As the nation welcomes the royal baby into the world, speculation is rising about whether the christening will be marked with a public holiday.
Employment expert ELAS has warned that both employers and employees will have to be quick to factor in the ramifications of a potential day off.
Some employment contracts stipulate that an employee is entitled to a statutory 5.6 weeks leave per year, which includes all pre-determined bank holidays, so if the additional day goes ahead, employers would not be obliged to cover the costs.
However, other contracts will state that an employee is allowed a given number of days off each year plus bank holidays, meaning employers would have to foot the bill in these instances.
Pam Rogerson, HR director at ELAS, says: “The pressure is mounting for a feel-good factor holiday, but it’s the British workforce who will pay for the privilege.
“The British economy could be hit by up to £1.5bn for this additional holiday due to a loss in productivity, as businesses shut down operations for an extra day this year.
“If the Government does grant an extra holiday, to mark the baby’s christening for example, then employers can prepare for it by taking the time to carefully communicate the effects that this holiday will have on their staff.

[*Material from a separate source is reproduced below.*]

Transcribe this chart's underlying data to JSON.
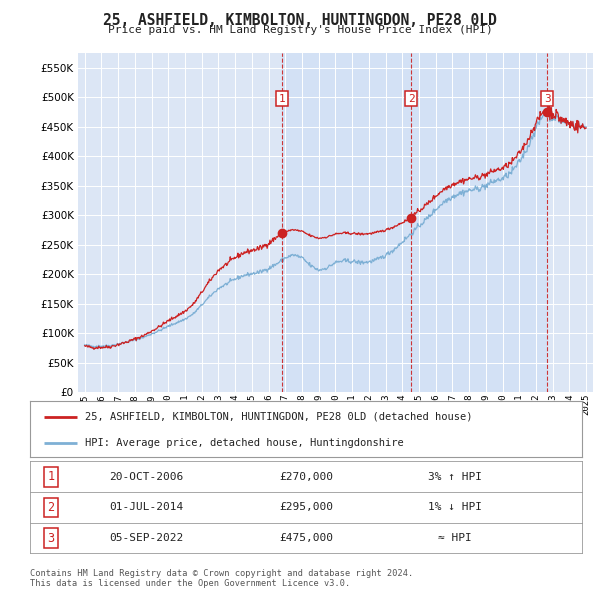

“They must make it clear whether or not employees will lose a holiday day from their current entitlement and indeed whether the business will close on that day.”
Employers should also note that if no day off is granted, there could be a rise in unauthorised staff absences as people stay at home to celebrate the wetting of the baby’s head.
To help businesses prepare for this potential outcome, ELAS has put together a checklist for employers:
1. It is essential that businesses are clear with staff about the rules for having time off. Requests for annual leave should be decided on a first come, first served basis. Be sure to make staff aware of minimum notice periods for annual leave requests.
2. Consider looking at flexible working options. Allowing staff to work from home, or to work different hours, will help meet usual levels of productivity while staff are able to escape traffic jams or catch coverage of the event.
3. Reiterate your stance on absenteeism. Staff who are turned down for time off often have a knack of being ill when the requested day arrives. Make sure that staff members know the consequences of falsely taking sick leave.